このため自然に劣化したり破損してしまったものや前の借主や業者がつけてしまった傷や破損に関しては、借主が原状回復をする必要はありません。
保証人の保護についての規定
改正民法465条の2の解説
「連帯保証人が個人である場合に、「極度額」を書面で合意しないと連帯保証契約は無効になる」。この民法改正では、連帯保証人の責任限度額である極度額の設定が義務付けられるとされています。
そのためこれまでは極度額を定めなくても契約することができた個人保証が無効化され、連帯保証人や保証人への負担を軽減して彼らを保護する内容となったのです。
また賃貸契約の途中で賃料が増額されてしまった場合も増額分が保証人たちに請求されることはなくなるので、連帯保証人及び保証人を保護する意味合いが強い改正だと言えます。
改正民法465条の4の解説
「個人根保証は貸借人や保証人が死亡等すれば確定する」。個人が不特定に債務について保証する内容を含む保証である個人根保証は、金額や払い終わる期間に関しての規定が明確ではなかったため保証人にとって大きな負担となっていました。
今回の改正では保証人の破産や差し押さえ、借主や保証人の死亡などの確定事由が発生すれば、その後の保証は打ち切られるという内容です。
改正民法465条の10の解説
「事業用債務の個人保証に対して主債務者の財産状況などの情報提供義務がある」。
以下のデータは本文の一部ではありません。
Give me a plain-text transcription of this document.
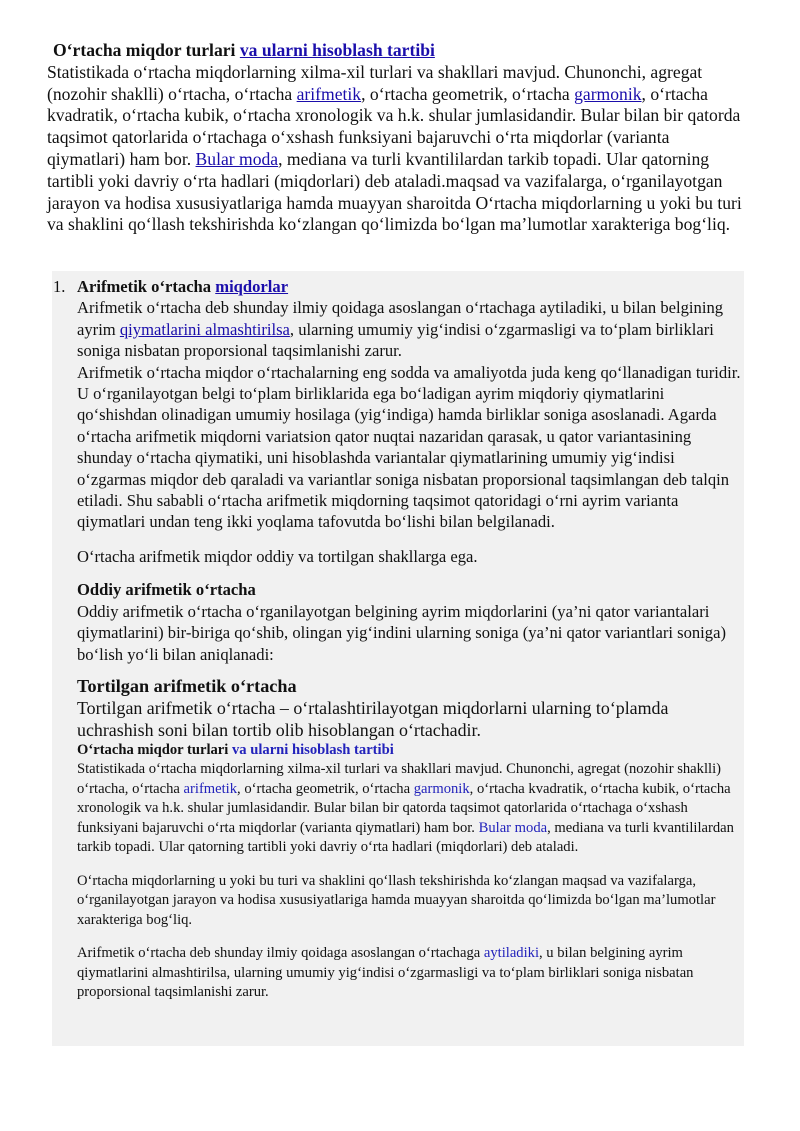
O‘rtacha miqdor turlari va ularni hisoblash tartibi
Statistikada o‘rtacha miqdorlarning xilma-xil turlari va shakllari mavjud. Chunonchi, agregat (nozohir shaklli) o‘rtacha, o‘rtacha arifmetik, o‘rtacha geometrik, o‘rtacha garmonik, o‘rtacha kvadratik, o‘rtacha kubik, o‘rtacha xronologik va h.k. shular jumlasidandir. Bular bilan bir qatorda taqsimot qatorlarida o‘rtachaga o‘xshash funksiyani bajaruvchi o‘rta miqdorlar (varianta qiymatlari) ham bor. Bular moda, mediana va turli kvantililardan tarkib topadi. Ular qatorning tartibli yoki davriy o‘rta hadlari (miqdorlari) deb ataladi.maqsad va vazifalarga, o‘rganilayotgan jarayon va hodisa xususiyatlariga hamda muayyan sharoitda O‘rtacha miqdorlarning u yoki bu turi va shaklini qo‘llash tekshirishda ko‘zlangan qo‘limizda bo‘lgan ma’lumotlar xarakteriga bog‘liq.
1. Arifmetik o‘rtacha miqdorlar
Arifmetik o‘rtacha deb shunday ilmiy qoidaga asoslangan o‘rtachaga aytiladiki, u bilan belgining ayrim qiymatlarini almashtirilsa, ularning umumiy yig‘indisi o‘zgarmasligi va to‘plam birliklari soniga nisbatan proporsional taqsimlanishi zarur.
Arifmetik o‘rtacha miqdor o‘rtachalarning eng sodda va amaliyotda juda keng qo‘llanadigan turidir. U o‘rganilayotgan belgi to‘plam birliklarida ega bo‘ladigan ayrim miqdoriy qiymatlarini qo‘shishdan olinadigan umumiy hosilaga (yig‘indiga) hamda birliklar soniga asoslanadi. Agarda o‘rtacha arifmetik miqdorni variatsion qator nuqtai nazaridan qarasak, u qator variantasining shunday o‘rtacha qiymatiki, uni hisoblashda variantalar qiymatlarining umumiy yig‘indisi o‘zgarmas miqdor deb qaraladi va variantlar soniga nisbatan proporsional taqsimlangan deb talqin etiladi. Shu sababli o‘rtacha arifmetik miqdorning taqsimot qatoridagi o‘rni ayrim varianta qiymatlari undan teng ikki yoqlama tafovutda bo‘lishi bilan belgilanadi.
O‘rtacha arifmetik miqdor oddiy va tortilgan shakllarga ega.
Oddiy arifmetik o‘rtacha
Oddiy arifmetik o‘rtacha o‘rganilayotgan belgining ayrim miqdorlarini (ya’ni qator variantalari qiymatlarini) bir-biriga qo‘shib, olingan yig‘indini ularning soniga (ya’ni qator variantlari soniga) bo‘lish yo‘li bilan aniqlanadi:
Tortilgan arifmetik o‘rtacha
Tortilgan arifmetik o‘rtacha – o‘rtalashtirilayotgan miqdorlarni ularning to‘plamda uchrashish soni bilan tortib olib hisoblangan o‘rtachadir.
O‘rtacha miqdor turlari va ularni hisoblash tartibi
Statistikada o‘rtacha miqdorlarning xilma-xil turlari va shakllari mavjud. Chunonchi, agregat (nozohir shaklli) o‘rtacha, o‘rtacha arifmetik, o‘rtacha geometrik, o‘rtacha garmonik, o‘rtacha kvadratik, o‘rtacha kubik, o‘rtacha xronologik va h.k. shular jumlasidandir. Bular bilan bir qatorda taqsimot qatorlarida o‘rtachaga o‘xshash funksiyani bajaruvchi o‘rta miqdorlar (varianta qiymatlari) ham bor. Bular moda, mediana va turli kvantililardan tarkib topadi. Ular qatorning tartibli yoki davriy o‘rta hadlari (miqdorlari) deb ataladi.
O‘rtacha miqdorlarning u yoki bu turi va shaklini qo‘llash tekshirishda ko‘zlangan maqsad va vazifalarga, o‘rganilayotgan jarayon va hodisa xususiyatlariga hamda muayyan sharoitda qo‘limizda bo‘lgan ma’lumotlar xarakteriga bog‘liq.
Arifmetik o‘rtacha deb shunday ilmiy qoidaga asoslangan o‘rtachaga aytiladiki, u bilan belgining ayrim qiymatlarini almashtirilsa, ularning umumiy yig‘indisi o‘zgarmasligi va to‘plam birliklari soniga nisbatan proporsional taqsimlanishi zarur.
これは債務者側が主体となって情報提供するという内容になっていて、債権者側が情報提供をする必要はないとされています。
この情報提供の内容が間違っていた場合や情報提供を受けた側が誤認している場合、債権者がその事実を知った時には保証人は保証契約を取り消すことができるようです。
これらはいずれも連帯保証人や保証人を保護するための改正となっており、賃貸契約における借主の責任を高める効果があると考えられています。
賃貸経営にどのような影響が出るのか考えなければいけない民法改正
このように2020年4月から施行された民法改正では、これまで曖昧にされてきた定義や規定を明確なものにしたり保証人の負担を軽減する内容が多く見受けられます。
これからの賃貸経営を行う上で、家賃滞納や修繕のトラブルが起きた際にどの程度が賃貸経営者にとって保証しうる範囲であるかなどについて、上記の記事をぜひ参考にしてください。